Em 1492, quase meio século após a aparição do tipo móvel, Johannes Trithemius, abade de Sponheim, foi impelido a fazer uma defesa apaixonada da tradição dos escribas, De Laude Scriptorum  (literalmente, “em louvor dos escribas”). Nessa obra, ele expôs os valores e as virtudes da tradição dos escribas: “O monge devoto obtém quatro benefícios particulares da escrita: o tempo, um bem precioso, é proveitosamente gasto; seu pensamento é iluminado à medida que ele escreve; seu coração é despertado para a devoção; e na outra vida ele é recompensado com um prêmio singular.” Observe que os benefícios da tradição são apresentados como recebidos exclusivamente pelos escribas, não pela sociedade.

A posição do abade teria sido mera arenga reacionária (“Devemos preservar a velha ordem a qualquer preço”), não fosse por um detalhe. Se, em 1492, você tivesse escrito um tratado e quisesse vê-lo amplamente disseminado, o que faria? Mandaria imprimi-lo, é claro, e foi isso mesmo que o abade fez. O próprio De Laude Scriptorum não foi copiado por escribas; foi montado em tipos móveis, de modo a produzir grande quantidade de cópias de maneira barata e rápida –  coisa para a qual escribas eram completamente inadequados. O conteúdo do livro louvava os escribas, mas sua forma impressa os arruinava; o meio solapava a mensagem.

Há uma hipocrisia instrutiva aqui. Um profissional muitas vezes se torna um porteiro, exercendo uma função social necessária ou desejável, mas também controlando essa função. Algumas vezes esse controle é exercido de maneira explícita (só juízes podem condenar alguém à prisão, só médicos podem realizar cirurgias), mas outras ele está embutido na tecnologia, como no caso dos

escribas, que dominavam a tecnologia da escrita. preciso despender considerável esforço para manter a disciplina e a estrutura da profissão. Os escribas existiam para acelerar a difusão da  palavra escrita, mas, quando surgiu uma maneira melhor de fazer isso, que não os envolvia, o abade de Sponheim interveio para afirmar que preservar o modo de vida do escriba era mais importante que cumprir sua missão por outros meios.

A imagem que os profissionais têm de si mesmos e sua autodefesa, tão valiosas em tempos comuns, tornam-se uma desvantagem em tempos revolucionários, porque esses profissionais estão sempre preocupados com ameaças à atividade.
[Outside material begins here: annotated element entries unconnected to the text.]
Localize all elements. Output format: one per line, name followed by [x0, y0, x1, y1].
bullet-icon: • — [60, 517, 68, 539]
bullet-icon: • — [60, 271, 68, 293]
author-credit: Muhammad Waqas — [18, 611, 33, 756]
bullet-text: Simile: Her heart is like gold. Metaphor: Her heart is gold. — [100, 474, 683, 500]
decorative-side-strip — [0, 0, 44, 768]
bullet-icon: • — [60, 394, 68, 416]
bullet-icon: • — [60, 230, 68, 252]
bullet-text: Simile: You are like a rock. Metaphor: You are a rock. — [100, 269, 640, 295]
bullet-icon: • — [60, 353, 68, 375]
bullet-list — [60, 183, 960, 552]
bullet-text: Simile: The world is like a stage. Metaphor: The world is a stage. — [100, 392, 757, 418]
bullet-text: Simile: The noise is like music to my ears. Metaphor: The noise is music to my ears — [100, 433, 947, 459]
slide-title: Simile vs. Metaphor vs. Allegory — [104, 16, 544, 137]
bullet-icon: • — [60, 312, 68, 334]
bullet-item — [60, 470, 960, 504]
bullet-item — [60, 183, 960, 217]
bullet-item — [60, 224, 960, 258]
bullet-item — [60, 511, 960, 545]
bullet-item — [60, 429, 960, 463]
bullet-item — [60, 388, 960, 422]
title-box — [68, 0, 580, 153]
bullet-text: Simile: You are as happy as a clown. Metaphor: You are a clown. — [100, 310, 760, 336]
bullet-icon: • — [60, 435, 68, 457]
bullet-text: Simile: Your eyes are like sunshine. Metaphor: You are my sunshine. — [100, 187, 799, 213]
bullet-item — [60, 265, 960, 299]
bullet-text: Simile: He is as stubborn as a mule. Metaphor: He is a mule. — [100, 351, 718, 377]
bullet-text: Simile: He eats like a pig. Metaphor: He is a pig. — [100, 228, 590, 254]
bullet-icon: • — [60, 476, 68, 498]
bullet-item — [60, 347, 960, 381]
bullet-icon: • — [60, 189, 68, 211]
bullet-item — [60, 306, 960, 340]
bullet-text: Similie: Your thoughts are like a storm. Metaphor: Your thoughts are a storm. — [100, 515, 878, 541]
Na maior parte dos casos, essas ameaças são também ameaças à sociedade; não queremos ver um relaxamento dos padrões no credenciamento de um cirurgião ou um piloto. Em alguns casos, porém, a mudança que ameaça a profissão beneficia a sociedade, como fez a popularização da imprensa; mesmo nessas situações os profissionais certamente se importarão mais com sua autodefesa do que com o progresso. O que antes era um serviço tornou-se um gargalo. A maioria das organizações acredita ter muito mais liberdade de ação e capacidade de moldar seu futuro do que realmente tem, e evidências de que o ecossistema esteja mudando de maneiras que elas não podem controlar costumam gerar considerável ansiedade, mesmo que a mudança seja boa para a sociedade como um todo.